Bijna allemaal hadden ze goede, betere wapens. Ik keek weer naar de hoop. De bijl was omgevallen en lag nu schuin op een ander zwaard. Mijn benen begonnen te bewegen in de richting van de bijl. Gefocust rende ik eropaf, te gefocust. Had ik het lijk maar gezien. Mijn voet bleef haken. Met een smak klapte ik op het volgende lijk. De lucht werd uit mijn longen geperst. Ik hapte naar adem. De sterren dansten voor mijn ogen, maar ik moest opstaan, overleven. Dus rolde ik op mijn rug en duwde mijzelf op mijn hurken. Half strompelend liep ik veder. Er klonk weer een hoorn. Ik keek naar de zijkant van de arena. Stieren, krokodillen of tijgers? Er ratelde 16 hekken open. Waar stuk voor stuk een tijger uit liep. Een tijger hapte naar een slaaf die dichtbij hem stond. Die slachttanden raakte haar op een haar na. Ze sprong met een gil weg. Ik was bijna bij de bijl. Mijn ribben deden geen pijn meer. Nee, dat kan niet, het klopt gewoon niet. Ik moest stoppen! Het lukte niet, te hard ik rende te hard. Eromheen kon ook niet. Dus ik sprong. Ik landde sierlijk op mijn hurken. ‘Een bijl heeft geen extra bobbels in het hand vat.’ Schreeuwde ik. Mijn hand rukte een zwaard uit de hoop en stak het zwaard in het midden. Ik voelde dat het zwaard zijn doel had bereikt. Toen ik het zwaard weer uit de hoop had gehaald was het rood. Wandelend liep ik om de stapel heen. Daar was ie dan. Mijn prachtige bijl.

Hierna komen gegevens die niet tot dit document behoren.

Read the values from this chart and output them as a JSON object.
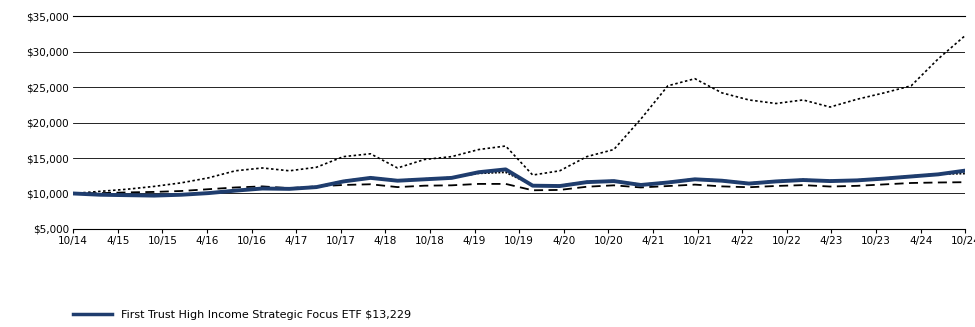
{
  "xlabels": [
    "10/14",
    "4/15",
    "10/15",
    "4/16",
    "10/16",
    "4/17",
    "10/17",
    "4/18",
    "10/18",
    "4/19",
    "10/19",
    "4/20",
    "10/20",
    "4/21",
    "10/21",
    "4/22",
    "10/22",
    "4/23",
    "10/23",
    "4/24",
    "10/24"
  ],
  "ylim": [
    5000,
    35000
  ],
  "yticks": [
    5000,
    10000,
    15000,
    20000,
    25000,
    30000,
    35000
  ],
  "ytick_labels": [
    "$5,000",
    "$10,000",
    "$15,000",
    "$20,000",
    "$25,000",
    "$30,000",
    "$35,000"
  ],
  "etf_color": "#1f3d6e",
  "background_color": "#ffffff",
  "grid_color": "#000000",
  "tick_fontsize": 7.5,
  "legend_fontsize": 8.0,
  "etf_values": [
    10000,
    9820,
    9760,
    9700,
    9820,
    10050,
    10400,
    10700,
    10650,
    10900,
    11700,
    12200,
    11800,
    12000,
    12200,
    13000,
    13400,
    11100,
    11050,
    11600,
    11750,
    11200,
    11550,
    12000,
    11800,
    11400,
    11700,
    11900,
    11750,
    11850,
    12100,
    12400,
    12700,
    13229
  ],
  "blended_values": [
    10000,
    9830,
    9780,
    9710,
    9830,
    10060,
    10450,
    10750,
    10700,
    10950,
    11750,
    12250,
    11850,
    12050,
    12250,
    12850,
    13000,
    11150,
    11100,
    11650,
    11800,
    11250,
    11600,
    12050,
    11850,
    11450,
    11750,
    11950,
    11800,
    11900,
    12150,
    12450,
    12750,
    12820
  ],
  "bloomberg_values": [
    10000,
    10050,
    10150,
    10220,
    10350,
    10600,
    10850,
    11000,
    10750,
    11000,
    11200,
    11300,
    10900,
    11100,
    11150,
    11350,
    11350,
    10450,
    10500,
    10950,
    11150,
    10850,
    11050,
    11250,
    11000,
    10880,
    11060,
    11180,
    10980,
    11080,
    11280,
    11480,
    11550,
    11593
  ],
  "russell_values": [
    10000,
    10300,
    10600,
    11000,
    11500,
    12200,
    13200,
    13600,
    13200,
    13700,
    15200,
    15600,
    13600,
    14800,
    15200,
    16200,
    16700,
    12600,
    13200,
    15200,
    16200,
    20500,
    25200,
    26200,
    24200,
    23200,
    22700,
    23200,
    22200,
    23300,
    24200,
    25200,
    29000,
    32298
  ],
  "n_points": 34
}
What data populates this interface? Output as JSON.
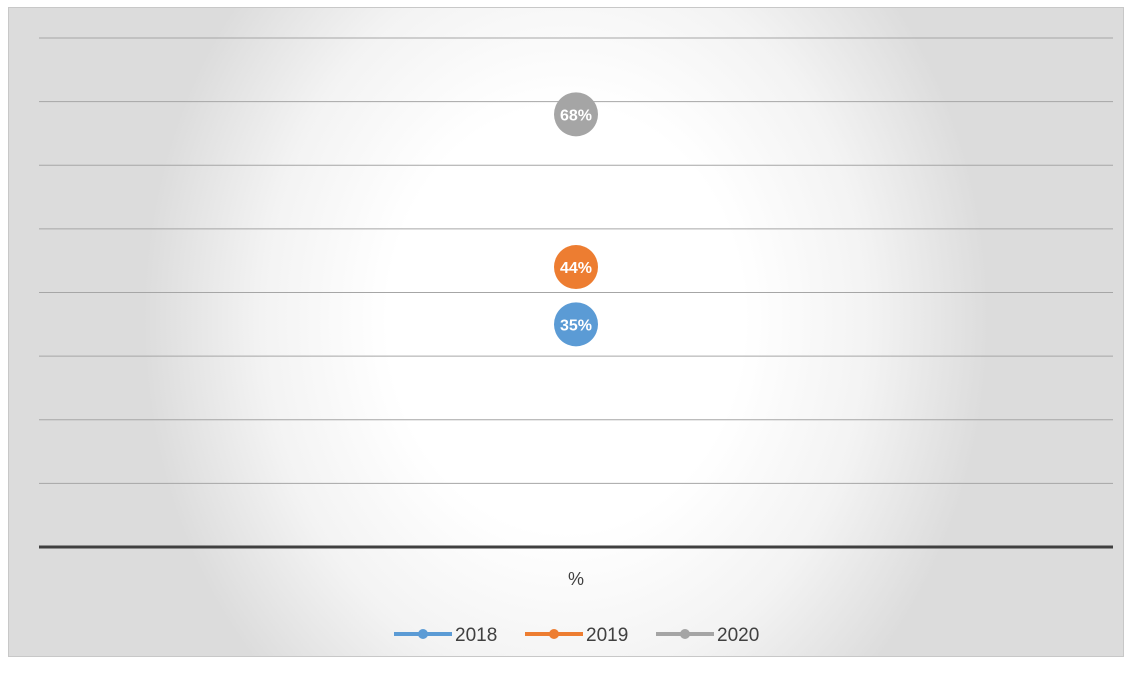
{
  "chart_data": {
    "type": "line",
    "categories": [
      "%"
    ],
    "ylim": [
      0,
      0.8
    ],
    "grid": true,
    "legend_position": "bottom",
    "series": [
      {
        "name": "2018",
        "values": [
          0.35
        ],
        "label": "35%",
        "color": "#5b9bd5"
      },
      {
        "name": "2019",
        "values": [
          0.44
        ],
        "label": "44%",
        "color": "#ed7d31"
      },
      {
        "name": "2020",
        "values": [
          0.68
        ],
        "label": "68%",
        "color": "#a5a5a5"
      }
    ]
  }
}
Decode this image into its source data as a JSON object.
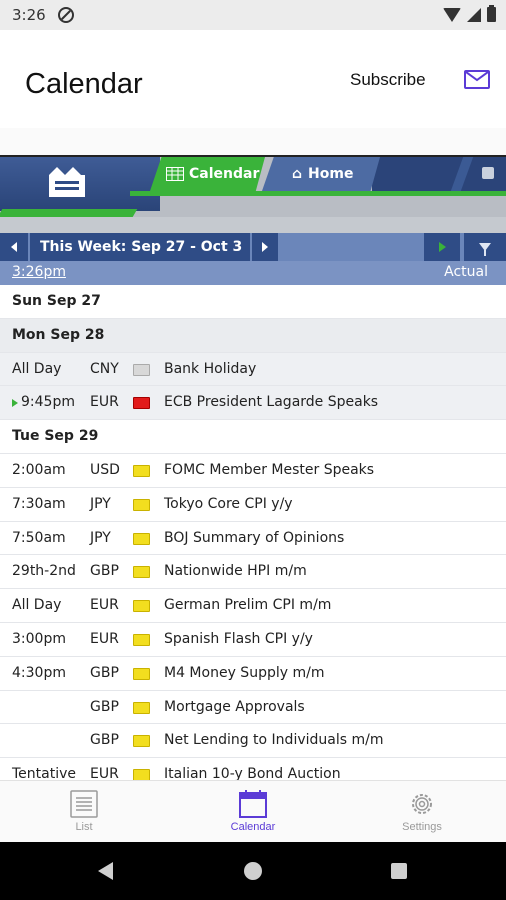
{
  "status_bar": {
    "time": "3:26"
  },
  "app_header": {
    "title": "Calendar",
    "subscribe_label": "Subscribe"
  },
  "web_tabs": {
    "calendar": "Calendar",
    "home": "Home"
  },
  "week_nav": {
    "label": "This Week: Sep 27 - Oct 3",
    "current_time": "3:26pm",
    "actual_label": "Actual"
  },
  "colors": {
    "accent": "#5b3bd6",
    "header_blue": "#2f4c86",
    "green": "#3ab33a"
  },
  "rows": [
    {
      "type": "day",
      "label": "Sun Sep 27"
    },
    {
      "type": "day",
      "label": "Mon Sep 28"
    },
    {
      "type": "event",
      "time": "All Day",
      "currency": "CNY",
      "impact": "none",
      "name": "Bank Holiday"
    },
    {
      "type": "event",
      "time": "9:45pm",
      "currency": "EUR",
      "impact": "high",
      "name": "ECB President Lagarde Speaks",
      "next": true
    },
    {
      "type": "day",
      "label": "Tue Sep 29"
    },
    {
      "type": "event",
      "time": "2:00am",
      "currency": "USD",
      "impact": "low",
      "name": "FOMC Member Mester Speaks"
    },
    {
      "type": "event",
      "time": "7:30am",
      "currency": "JPY",
      "impact": "low",
      "name": "Tokyo Core CPI y/y"
    },
    {
      "type": "event",
      "time": "7:50am",
      "currency": "JPY",
      "impact": "low",
      "name": "BOJ Summary of Opinions"
    },
    {
      "type": "event",
      "time": "29th-2nd",
      "currency": "GBP",
      "impact": "low",
      "name": "Nationwide HPI m/m"
    },
    {
      "type": "event",
      "time": "All Day",
      "currency": "EUR",
      "impact": "low",
      "name": "German Prelim CPI m/m"
    },
    {
      "type": "event",
      "time": "3:00pm",
      "currency": "EUR",
      "impact": "low",
      "name": "Spanish Flash CPI y/y"
    },
    {
      "type": "event",
      "time": "4:30pm",
      "currency": "GBP",
      "impact": "low",
      "name": "M4 Money Supply m/m"
    },
    {
      "type": "event",
      "time": "",
      "currency": "GBP",
      "impact": "low",
      "name": "Mortgage Approvals"
    },
    {
      "type": "event",
      "time": "",
      "currency": "GBP",
      "impact": "low",
      "name": "Net Lending to Individuals m/m"
    },
    {
      "type": "event",
      "time": "Tentative",
      "currency": "EUR",
      "impact": "low",
      "name": "Italian 10-y Bond Auction"
    }
  ],
  "bottom_nav": {
    "list": "List",
    "calendar": "Calendar",
    "settings": "Settings"
  }
}
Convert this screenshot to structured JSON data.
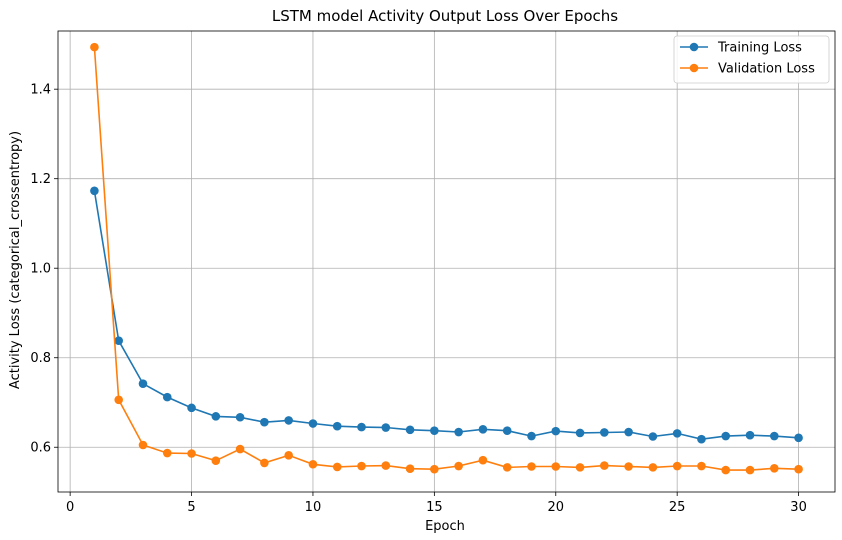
{
  "chart_data": {
    "type": "line",
    "title": "LSTM model Activity Output Loss Over Epochs",
    "xlabel": "Epoch",
    "ylabel": "Activity Loss (categorical_crossentropy)",
    "xlim": [
      -0.5,
      31.5
    ],
    "ylim": [
      0.5,
      1.53
    ],
    "xticks": [
      0,
      5,
      10,
      15,
      20,
      25,
      30
    ],
    "yticks": [
      0.6,
      0.8,
      1.0,
      1.2,
      1.4
    ],
    "xtick_labels": [
      "0",
      "5",
      "10",
      "15",
      "20",
      "25",
      "30"
    ],
    "ytick_labels": [
      "0.6",
      "0.8",
      "1.0",
      "1.2",
      "1.4"
    ],
    "grid": true,
    "legend_position": "top-right",
    "x": [
      1,
      2,
      3,
      4,
      5,
      6,
      7,
      8,
      9,
      10,
      11,
      12,
      13,
      14,
      15,
      16,
      17,
      18,
      19,
      20,
      21,
      22,
      23,
      24,
      25,
      26,
      27,
      28,
      29,
      30
    ],
    "series": [
      {
        "name": "Training Loss",
        "color": "#1f77b4",
        "values": [
          1.173,
          0.838,
          0.742,
          0.712,
          0.688,
          0.669,
          0.667,
          0.656,
          0.66,
          0.653,
          0.647,
          0.645,
          0.644,
          0.639,
          0.637,
          0.634,
          0.64,
          0.637,
          0.625,
          0.636,
          0.632,
          0.633,
          0.634,
          0.624,
          0.631,
          0.618,
          0.625,
          0.627,
          0.625,
          0.621
        ]
      },
      {
        "name": "Validation Loss",
        "color": "#ff7f0e",
        "values": [
          1.494,
          0.706,
          0.605,
          0.587,
          0.586,
          0.57,
          0.596,
          0.565,
          0.582,
          0.562,
          0.556,
          0.558,
          0.559,
          0.552,
          0.551,
          0.558,
          0.571,
          0.555,
          0.557,
          0.557,
          0.555,
          0.559,
          0.557,
          0.555,
          0.558,
          0.558,
          0.549,
          0.549,
          0.553,
          0.551
        ]
      }
    ]
  }
}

De hand van de dode jongen/meisje lag stijf om het handvat heen. Ik wrikte de bijl uit zijn/haar hand. Pijn. Drie strepen. Ik sprong naar voren. Er stond een tijger achter me. Hij rukte aan zijn ketting en maaide met zijn poten naar me toe, maar helaas. De ketting hield hem tegen. Er kwam een meisje recht op mij afstormen. Niet op mij maar op de tijger. Ze hakte haar zwaard in de kop van de tijger. Er klonk nog een hoorn. Eindstrijd. Er waren nog elf mensen over. De tijger had haar tegen e grond gewerkt. Ze stak snikkend onder de schrammen haar hand naar mij uit. Ik staarde haar aan. ‘Asjeblieft, eindig het dan.’ Tranen rolde over haar wangen. Dit deed ik voor haar. Haar prachtige hoofd rolde een stukje opzij. De tijger werd door zijn ketting mee gesleurd. Mannen in volle wapenuitrusting kwamen het veld op rennen. Een man pakte me bij mijn arm: ‘Mee komen.’ Ik keek naar de hemel. Ooit zal ik naar jullie toekomen, maar nu nog niet. Samen met de man liep ik de arena uit.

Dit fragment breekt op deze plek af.